Below is a complex quadratic equation I think I have solved.
$z^2-2z+i=0$ gives $z=\frac{2\pm\sqrt{4-4i}}{2}$. This becomes $z=1\pm\sqrt{1-i}$ with some basic algebra.
My question is: am I done here? In prior problems I had to evaluate expressions such as $\sqrt{i-1}$ to find it equivalent to $\sqrt[4]{2}*\operatorname{cis}(3\pi/8)$ and $\sqrt[4]{2}*\operatorname{cis}(11\pi/8)$. Hopefully this question is not as rudimentary as I suspect it to be!

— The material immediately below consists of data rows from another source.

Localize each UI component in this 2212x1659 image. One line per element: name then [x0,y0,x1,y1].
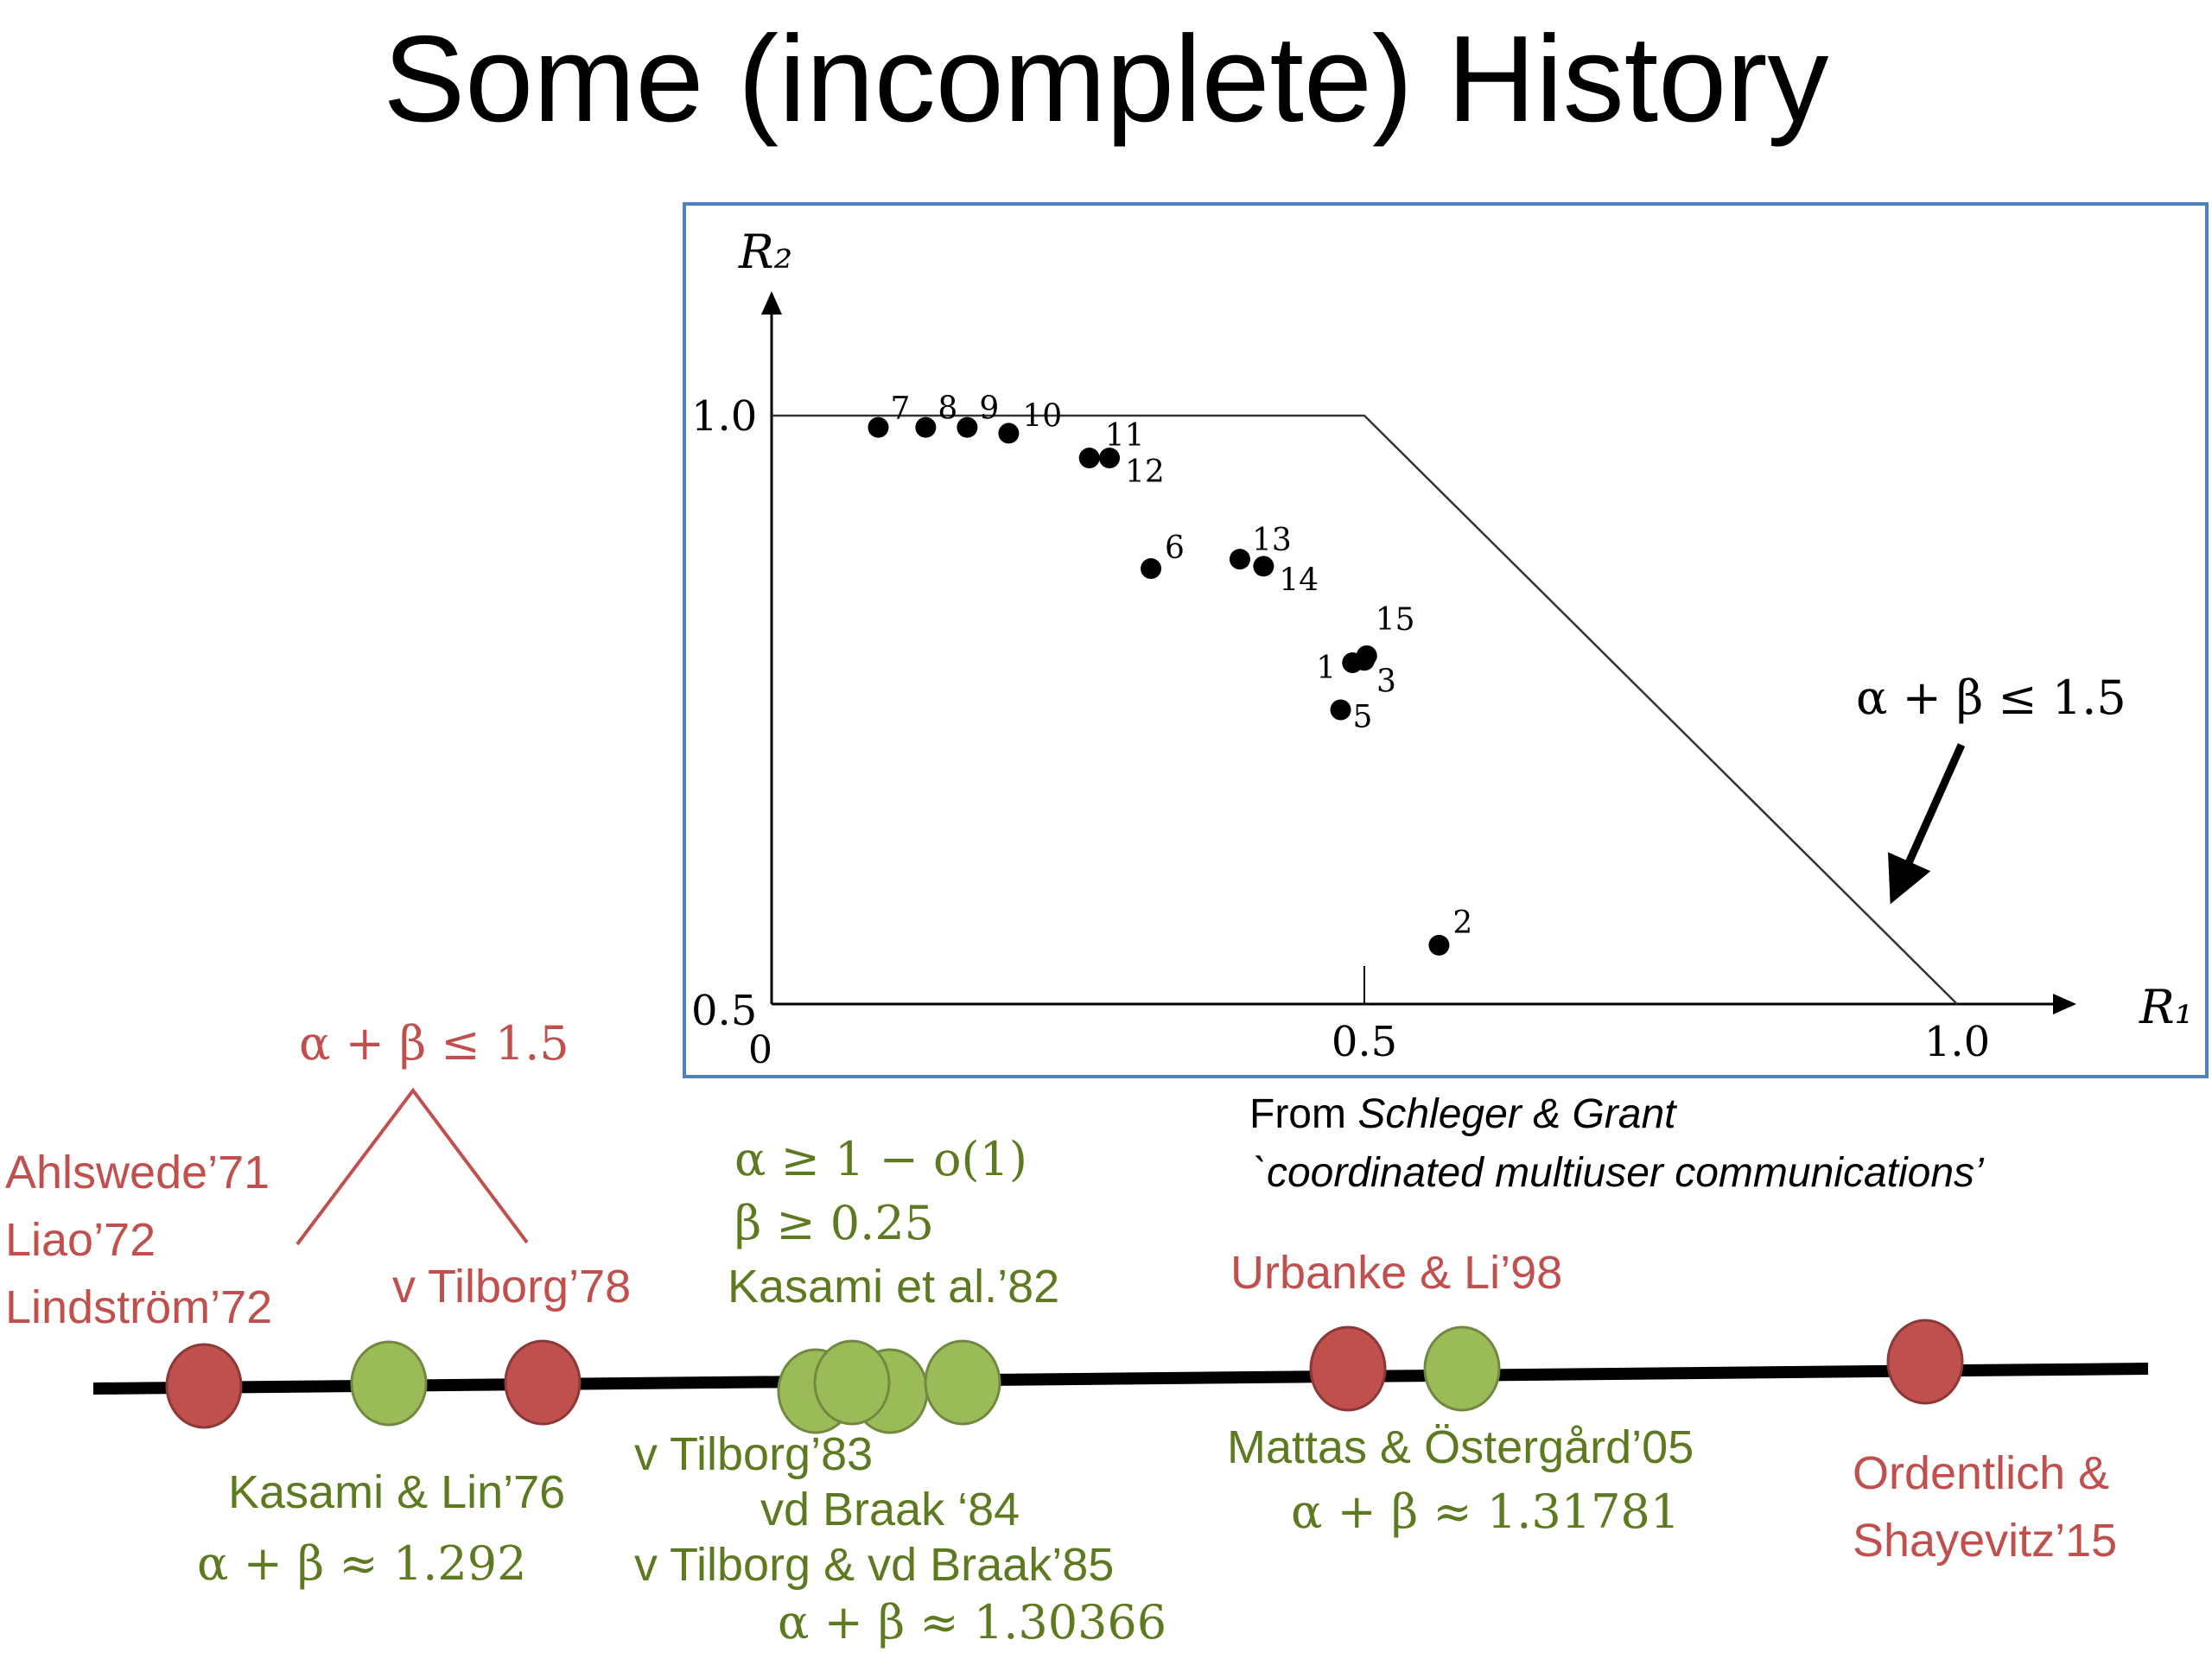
milestone-ahlswede71 [165,1343,243,1429]
milestone-urbanke98 [1309,1325,1387,1412]
data-point-label-1: 1 [1316,651,1336,686]
y-axis-label: R₂ [738,225,792,279]
label-mattas05: Mattas & Östergård’05 [1227,1421,1694,1473]
chart-frame [683,202,2209,1078]
data-point-1 [1342,652,1363,674]
label-ordentlich15-line2: Shayevitz’15 [1853,1515,2118,1567]
x-tick-label-1.0: 1.0 [1924,1018,1990,1066]
label-kasami76: Kasami & Lin’76 [228,1466,566,1518]
milestone-tilborg83 [813,1339,891,1426]
y-tick-label-1.0: 1.0 [691,392,757,441]
label-tilborg83: v Tilborg’83 [634,1428,874,1480]
milestone-tilborg78 [504,1339,582,1426]
data-point-label-9: 9 [979,391,999,427]
tilborg85-value: α + β ≈ 1.30366 [778,1595,1167,1649]
timeline-axis [92,1363,2149,1395]
data-point-label-13: 13 [1252,523,1292,558]
x-tick-label-0.5: 0.5 [1332,1018,1397,1066]
data-point-3 [1354,650,1375,671]
data-point-label-2: 2 [1452,906,1472,941]
milestone-braak84 [851,1348,929,1434]
upper-bound-label: α + β ≤ 1.5 [299,1016,569,1071]
y-tick-label-0.5: 0.5 [691,987,757,1035]
milestone-kasami82 [777,1348,855,1434]
kasami76-value: α + β ≈ 1.292 [197,1536,527,1591]
data-point-label-8: 8 [938,391,957,427]
rate-bound-line [772,414,1958,1005]
data-point-label-15: 15 [1376,602,1415,638]
bound-bracket [296,1087,529,1246]
data-point-label-11: 11 [1105,418,1145,454]
caption-authors: Schleger & Grant [1357,1091,1676,1137]
data-point-5 [1330,699,1351,721]
data-point-13 [1229,549,1250,570]
caption-from: From [1249,1091,1346,1137]
data-point-7 [868,416,889,438]
data-point-2 [1428,934,1450,956]
caption-work: `coordinated multiuser communications’ [1253,1150,1984,1196]
data-point-8 [915,416,937,438]
data-point-label-12: 12 [1125,454,1165,490]
data-point-label-6: 6 [1165,531,1185,566]
data-point-label-3: 3 [1376,664,1396,699]
data-point-10 [998,423,1020,444]
milestone-tilborg85 [924,1339,1001,1426]
data-point-15 [1356,645,1377,666]
kasami82-alpha: α ≥ 1 − o(1) [734,1132,1027,1186]
milestone-ordentlich15 [1886,1319,1964,1405]
label-lindstrom72: Lindström’72 [5,1281,273,1333]
label-tilborg85: v Tilborg & vd Braak’85 [634,1539,1115,1591]
data-point-12 [1099,448,1121,469]
label-tilborg78: v Tilborg’78 [392,1261,632,1313]
data-point-14 [1253,556,1274,577]
label-ordentlich15-line1: Ordentlich & [1853,1447,2110,1499]
label-braak84: vd Braak ‘84 [760,1484,1020,1535]
data-point-9 [957,416,978,438]
x-axis-label: R₁ [2139,980,2193,1034]
label-ahlswede71: Ahlswede’71 [5,1147,270,1198]
data-point-label-14: 14 [1279,563,1319,598]
x-tick-label-0: 0 [748,1028,772,1072]
data-point-label-10: 10 [1022,398,1062,434]
data-point-11 [1078,448,1100,469]
data-point-label-7: 7 [890,391,910,427]
bound-annotation: α + β ≤ 1.5 [1856,671,2126,725]
data-point-label-5: 5 [1353,700,1373,735]
label-kasami82: Kasami et al.’82 [728,1261,1060,1313]
mattas05-value: α + β ≈ 1.31781 [1291,1484,1681,1539]
data-point-6 [1141,558,1162,580]
kasami82-beta: β ≥ 0.25 [734,1196,935,1250]
milestone-kasami76 [350,1340,428,1427]
label-urbanke98: Urbanke & Li’98 [1230,1247,1563,1299]
milestone-mattas05 [1423,1325,1501,1412]
label-liao72: Liao’72 [5,1214,156,1266]
slide-title: Some (incomplete) History [383,10,1829,148]
bound-arrow [1888,743,1966,905]
figure-caption: From Schleger & Grant [1249,1090,1676,1138]
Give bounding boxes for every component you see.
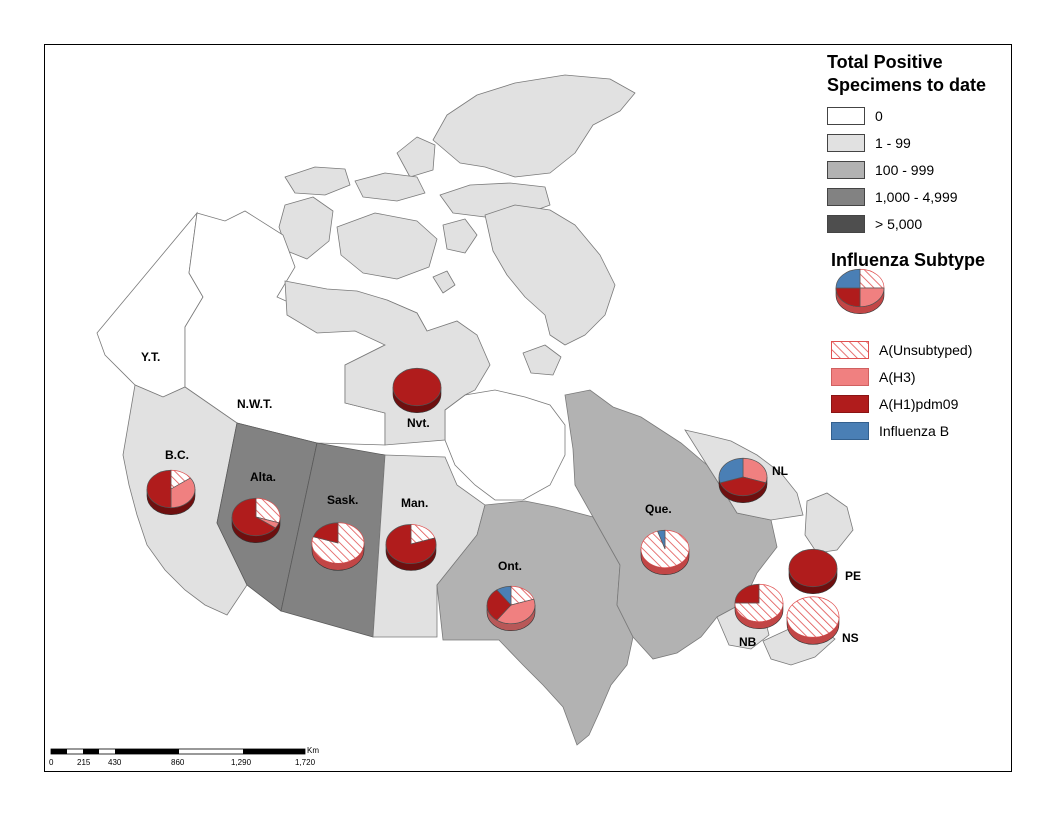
pie-slice-ont-b bbox=[496, 585, 512, 606]
pie-slice-man-h1 bbox=[385, 524, 437, 564]
scale-tick-1720: 1,720 bbox=[295, 758, 316, 767]
pie-slice-alta-h1 bbox=[231, 497, 276, 537]
province-label-man: Man. bbox=[401, 496, 429, 510]
pie-slice-bc-h3 bbox=[170, 477, 196, 509]
pie-slice-pe-h1 bbox=[788, 548, 838, 588]
scale-tick-0: 0 bbox=[49, 758, 54, 767]
legend-label-1-99: 1 - 99 bbox=[875, 135, 911, 151]
scale-tick-860: 860 bbox=[171, 758, 185, 767]
legend-swatch-1-99 bbox=[827, 134, 865, 152]
pie-alta bbox=[231, 497, 281, 543]
pie-nvt bbox=[392, 367, 442, 413]
pie-slice-legend-h1 bbox=[835, 287, 861, 308]
province-label-alta: Alta. bbox=[250, 470, 277, 484]
axel-heiberg-island bbox=[396, 136, 436, 178]
arctic-islands bbox=[278, 74, 636, 376]
canada-map bbox=[50, 74, 885, 755]
pie-que bbox=[640, 529, 690, 575]
province-nl-island bbox=[804, 492, 854, 554]
legend-label-100-999: 100 - 999 bbox=[875, 162, 935, 178]
legend-swatch-100-999 bbox=[827, 161, 865, 179]
legend-swatch-influenza-b bbox=[831, 422, 869, 440]
legend-title-total-line2: Specimens to date bbox=[827, 75, 987, 95]
legend-label-5000-plus: > 5,000 bbox=[875, 216, 923, 232]
ellesmere-island bbox=[432, 74, 636, 178]
legend-label-influenza-b: Influenza B bbox=[879, 423, 950, 439]
banks-island bbox=[278, 196, 334, 260]
baffin-island bbox=[484, 204, 616, 346]
legend-label-h3: A(H3) bbox=[879, 369, 916, 385]
province-label-ont: Ont. bbox=[498, 559, 522, 573]
pie-ont bbox=[486, 585, 536, 631]
pie-nb bbox=[734, 583, 784, 629]
province-label-sask: Sask. bbox=[327, 493, 359, 507]
pie-slice-nl-b bbox=[718, 457, 744, 484]
pie-slice-alta-unsub bbox=[255, 497, 281, 524]
scale-tick-1290: 1,290 bbox=[231, 758, 252, 767]
legend-swatch-h3 bbox=[831, 368, 869, 386]
pie-slice-sask-h1 bbox=[312, 522, 339, 544]
legend-swatch-unsubtyped bbox=[831, 341, 869, 359]
province-label-nl: NL bbox=[772, 464, 788, 478]
legend-label-unsubtyped: A(Unsubtyped) bbox=[879, 342, 973, 358]
legend-swatch-5000-plus bbox=[827, 215, 865, 233]
legend-swatch-1000-4999 bbox=[827, 188, 865, 206]
province-nvt bbox=[284, 280, 491, 446]
pie-nl bbox=[718, 457, 768, 503]
pie-slice-bc-h1 bbox=[146, 469, 172, 509]
legend-label-0: 0 bbox=[875, 108, 883, 124]
province-label-yt: Y.T. bbox=[141, 350, 161, 364]
map-frame: Total Positive Specimens to date 0 1 - 9… bbox=[44, 44, 1012, 772]
legend-swatch-h1pdm09 bbox=[831, 395, 869, 413]
scale-tick-215: 215 bbox=[77, 758, 91, 767]
pie-slice-legend-h3 bbox=[859, 287, 885, 308]
province-label-nb: NB bbox=[739, 635, 757, 649]
pie-pe bbox=[788, 548, 838, 594]
legend-title-subtype: Influenza Subtype bbox=[831, 250, 986, 270]
pie-slice-nb-h1 bbox=[734, 583, 760, 604]
scale-tick-430: 430 bbox=[108, 758, 122, 767]
pie-slice-legend-b bbox=[835, 268, 861, 289]
province-label-ns: NS bbox=[842, 631, 859, 645]
pie-slice-nl-h3 bbox=[742, 457, 768, 484]
province-label-pe: PE bbox=[845, 569, 862, 583]
legend-label-h1pdm09: A(H1)pdm09 bbox=[879, 396, 959, 412]
hudson-bay bbox=[444, 389, 566, 501]
king-william-island bbox=[432, 270, 456, 294]
pie-slice-ont-h3 bbox=[496, 598, 536, 625]
victoria-island bbox=[336, 212, 438, 280]
southampton-island bbox=[522, 344, 562, 376]
somerset-island bbox=[442, 218, 478, 254]
pie-legend bbox=[835, 268, 885, 314]
pie-slice-nb-unsub bbox=[734, 583, 784, 623]
scale-unit: Km bbox=[307, 746, 319, 755]
province-label-bc: B.C. bbox=[165, 448, 189, 462]
pie-slice-ns-unsub bbox=[786, 596, 840, 638]
parry-islands-1 bbox=[284, 166, 351, 196]
legend-swatch-0 bbox=[827, 107, 865, 125]
pie-slice-ont-h1 bbox=[486, 589, 512, 621]
pie-bc bbox=[146, 469, 196, 515]
pie-chart-layer bbox=[146, 268, 885, 645]
legend-label-1000-4999: 1,000 - 4,999 bbox=[875, 189, 958, 205]
pie-slice-que-b bbox=[657, 529, 666, 550]
parry-islands-2 bbox=[354, 172, 426, 202]
pie-slice-nvt-h1 bbox=[392, 367, 442, 407]
pie-slice-nl-h1 bbox=[719, 476, 767, 497]
pie-slice-legend-unsub bbox=[859, 268, 885, 289]
pie-ns bbox=[786, 596, 840, 645]
pie-slice-sask-unsub bbox=[311, 522, 365, 564]
province-label-nwt: N.W.T. bbox=[237, 397, 273, 411]
scale-bar bbox=[50, 748, 306, 755]
province-label-que: Que. bbox=[645, 502, 672, 516]
legend-title-total-line1: Total Positive bbox=[827, 52, 943, 72]
pie-man bbox=[385, 524, 437, 571]
province-label-nvt: Nvt. bbox=[407, 416, 430, 430]
pie-sask bbox=[311, 522, 365, 571]
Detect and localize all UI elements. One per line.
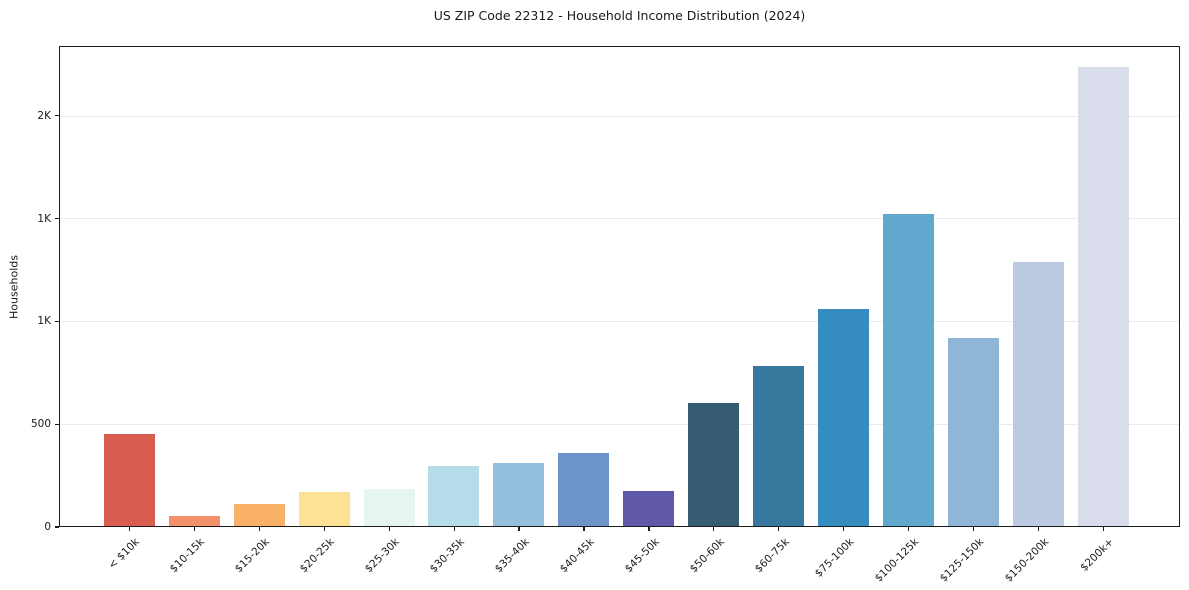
bar (558, 453, 610, 526)
x-tick-mark (453, 527, 455, 531)
x-tick-label: $40-45k (557, 536, 597, 576)
x-tick-mark (518, 527, 520, 531)
x-tick-mark (1102, 527, 1105, 531)
x-tick-label: $20-25k (297, 536, 337, 576)
bar (103, 433, 155, 526)
y-tick-label: 0 (44, 521, 51, 533)
y-tick-mark (55, 218, 59, 220)
bar (688, 402, 740, 526)
bar (947, 337, 999, 526)
gridline (60, 115, 1179, 117)
x-tick-mark (388, 527, 390, 531)
bar (493, 463, 545, 526)
x-tick-label: $200k+ (1078, 536, 1116, 574)
x-tick-label: $50-60k (687, 536, 727, 576)
x-tick-mark (713, 527, 715, 531)
gridline (60, 218, 1179, 220)
x-tick-label: $60-75k (752, 536, 792, 576)
x-tick-label: $45-50k (622, 536, 662, 576)
x-tick-label: $125-150k (937, 536, 987, 585)
x-tick-label: $150-200k (1002, 536, 1052, 585)
x-tick-label: $30-35k (427, 536, 467, 576)
x-tick-mark (648, 527, 650, 531)
plot-area (59, 46, 1180, 527)
gridline (60, 424, 1179, 426)
x-tick-label: $15-20k (232, 536, 272, 576)
x-tick-mark (193, 527, 196, 531)
x-tick-mark (1037, 527, 1040, 531)
bar (233, 504, 285, 526)
x-tick-mark (583, 527, 585, 531)
bar (363, 489, 415, 526)
y-tick-label: 500 (30, 418, 51, 431)
x-tick-label: $100-125k (872, 536, 922, 585)
y-tick-mark (55, 320, 59, 323)
x-tick-mark (128, 527, 131, 531)
x-tick-mark (972, 527, 975, 531)
x-tick-label: $10-15k (167, 536, 207, 576)
x-tick-mark (778, 527, 780, 531)
bar (1077, 66, 1129, 526)
y-tick-label: 1K (37, 315, 51, 328)
bar (428, 466, 480, 526)
y-tick-mark (55, 423, 59, 425)
y-tick-mark (55, 115, 59, 117)
x-tick-mark (843, 527, 845, 531)
bar (1012, 261, 1064, 526)
gridline (60, 321, 1179, 323)
bar (882, 213, 934, 526)
bar (298, 492, 350, 526)
x-tick-mark (258, 527, 260, 531)
x-tick-mark (323, 527, 325, 531)
y-tick-label: 2K (37, 109, 51, 122)
bar (168, 515, 220, 526)
x-tick-label: $25-30k (362, 536, 402, 576)
x-tick-label: $35-40k (492, 536, 532, 576)
x-tick-label: < $10k (106, 536, 142, 572)
x-tick-label: $75-100k (812, 536, 857, 580)
chart-title: US ZIP Code 22312 - Household Income Dis… (433, 8, 806, 23)
x-tick-mark (908, 527, 910, 531)
y-axis-label: Households (7, 255, 21, 319)
bar (623, 491, 675, 526)
bar (753, 365, 805, 526)
y-tick-label: 1K (37, 212, 51, 225)
bar (818, 309, 870, 526)
y-tick-mark (55, 526, 59, 528)
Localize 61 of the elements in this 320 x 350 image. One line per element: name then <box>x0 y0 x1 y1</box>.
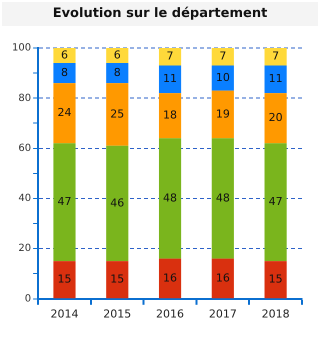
data-label: 8 <box>114 66 121 79</box>
bar <box>264 48 287 66</box>
data-label: 48 <box>163 191 178 204</box>
data-label: 20 <box>268 111 283 124</box>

Using the quadratic formula is really not the way to go here. You are ending up with a complex number inside a square root, which is problematic. Here is my take on it for the set up: Completing the square is much better: $(z-1)^2=1-i$. If you momentarily consider $z-1=w$, then we have $w^2=1-i$. It seems you are familiar with $cis$, so let's go down that route. $|w^2|=\sqrt{2}$ and argument is $-\pi/4$. So for $w$ we have $\sqrt[4]{2}$ and two new angles: $-\pi/8$ and $7\pi/8$. Use these values for $cis$. Technically you solved it for $w$ and thus for $z-1$. Adding $1$ solves it for $z$. Now it becomes a trig issue to figure out what things like $cis(-\pi/8)$ would be, but that can be done with some well known half angle formula trig identities. It involves a square root within a square root, but maybe you can try to find that out. Hope this helps...